After last week's debacle (see the "What the Fuddrucker?" Challenge), I was committed to a few new things this week:
Nothing where I spent $20 for the pleasure of vomiting in a "sanitary" restaurant lavatory
Something from the comfort of my own home, so if I failed, only my wife would point and laugh
I figured for one of these "all you can eat" food challenges, it was important to set a goal. I set a high bar of 20 pancakes, and to really make this a challenge, I decided to let my wife make them. Just kidding dear. Don't look at me like that, I'm just making a funny. Yes, I'm fine sleeping on the couch (as stated in my last post, the channel surfing never gets old).
I joke, but it was very nice of my wife to provide homemade, not burnt (again, I can't help myself. I'm aware that I'm digging the hole but can't put the shovel down) pancakes for the challenge. As an initial "dive" into the challenge, I took on 6 pancakes as my first plate. Now, it turned to my choice of topping, which really illustrated the fact that I'm lost somewhere between fit and Fat Albert. The available toppings in the house:
Low Calorie syrup (Walmart brand - now you know how big of a spender I am)
Whipped cream (straight from the can...you know you're eating "American" when you get your whipped cream from what is basically an aerosol can)
Butter (my hips have become big fans...I'm looking for the Facebook page where I can "Like" butter publicly and formally)
As tempting as the 2-year old syrup was (I never ate the stuff before), I went with the winning combination of butter and whipped cream. 6 pancakes up, 6 pancakes down. With the Fuddrucker's Challenge now in the rearview mirror, I was brimming with confidence (and lard).
Plate #2 also had 6 pancakes. This is where the pancakes started getting harder (must resist referencing pancake quality for fear that my wife might handcuff me to the lawnmower as punishment). It honestly felt like each pancake weighed a pound. And here I thought the air whipped cream made these things lighter! As I completed Plate #2, a new sensation joined the challenge - sleepiness. Suddenly, visions of going back to bed were floating in my mind. The pancakes started to look like cozy little pillows. My wife had to pull the syrup bottle from my hands as I tried to use it to seal my eyelids closed for a bit of a shut eye (with every challenge, I seem to find a new level of awkward in my marriage).
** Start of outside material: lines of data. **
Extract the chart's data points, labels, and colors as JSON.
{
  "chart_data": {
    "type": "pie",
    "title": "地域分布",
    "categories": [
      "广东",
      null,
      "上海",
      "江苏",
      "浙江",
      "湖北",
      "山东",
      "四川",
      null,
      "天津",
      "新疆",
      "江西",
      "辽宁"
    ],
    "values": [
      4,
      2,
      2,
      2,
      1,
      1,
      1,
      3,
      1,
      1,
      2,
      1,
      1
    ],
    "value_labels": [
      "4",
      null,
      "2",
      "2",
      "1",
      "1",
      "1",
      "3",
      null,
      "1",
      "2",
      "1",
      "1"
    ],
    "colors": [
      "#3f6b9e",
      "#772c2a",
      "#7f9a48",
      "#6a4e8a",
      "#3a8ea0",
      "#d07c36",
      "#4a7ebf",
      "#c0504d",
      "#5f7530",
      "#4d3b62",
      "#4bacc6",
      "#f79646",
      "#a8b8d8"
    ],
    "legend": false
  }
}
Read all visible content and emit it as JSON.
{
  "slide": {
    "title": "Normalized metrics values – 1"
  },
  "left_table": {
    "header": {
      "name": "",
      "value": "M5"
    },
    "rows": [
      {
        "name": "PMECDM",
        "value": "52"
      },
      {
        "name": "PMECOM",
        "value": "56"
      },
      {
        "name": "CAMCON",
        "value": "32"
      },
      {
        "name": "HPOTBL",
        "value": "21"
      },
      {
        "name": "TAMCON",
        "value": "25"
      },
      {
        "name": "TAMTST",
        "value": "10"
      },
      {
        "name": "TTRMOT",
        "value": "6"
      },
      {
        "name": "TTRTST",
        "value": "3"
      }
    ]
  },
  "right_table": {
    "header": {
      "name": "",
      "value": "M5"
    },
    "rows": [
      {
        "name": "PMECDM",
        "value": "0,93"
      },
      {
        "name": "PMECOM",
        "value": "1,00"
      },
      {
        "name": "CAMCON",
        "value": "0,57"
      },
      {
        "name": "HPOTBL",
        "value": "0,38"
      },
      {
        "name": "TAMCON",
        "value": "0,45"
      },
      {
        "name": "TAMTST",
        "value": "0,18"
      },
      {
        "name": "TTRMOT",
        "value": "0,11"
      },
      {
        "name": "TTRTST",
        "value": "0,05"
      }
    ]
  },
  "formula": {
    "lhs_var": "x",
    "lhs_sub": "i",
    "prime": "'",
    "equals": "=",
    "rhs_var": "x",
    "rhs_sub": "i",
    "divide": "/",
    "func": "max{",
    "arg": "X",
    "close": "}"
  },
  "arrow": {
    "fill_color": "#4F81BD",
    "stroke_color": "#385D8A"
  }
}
Pillow....errr....Plate #3 started the downward slope. I only piled four on this time, and though I finished them, it took me over 20 minutes. By this point, I was longingly looking at the hardwood floor like it was made of feathers. 8 hours of blissful peace awaited me just a few feet below my belly. I can't remember if I threw in the towel or my wife did, as she was probably disturbed at the looks of love I was giving to our kitchen floor. So with heavy eyelids, and an exhausted pancake cooker standing in the kitchen, the challenge concluded.
In all, I was able to finish 16 pancakes. While my original goal of 20 wasn't achieved, I did take solace in the fact that my reaction to this challenge was to sleep, and not to "hurl". I can handle those side effects much better! But this challenge (as I continue to try to understand the world, from the perspective of an overweight person) pushed me into another idea.
Towards the end of my journey to fat, I now plan on revisiting these types of food challenges to see if I've improved. Just think - more dates with my wife where I get to take her to fine, upstanding experiences like "Drew vs. The Colonel: Part 2, Krispy Kreme Sequel, Corn Dogs Revenge, and, of course, the Fuddrucker Reunion Show. Sorry ladies, I'm taken. You know you're thinking "why doesn't my husband take me to Corn Dog Revenge!?". Then again, maybe I'll be on the market after my wife reads this blog. It's time to go into recovery mode, folks.
Sweetie, those were the BEST pancakes I've ever had when eating 16 of them. Hugs and kisses.
I'm still sleeping on the couch, aren't I?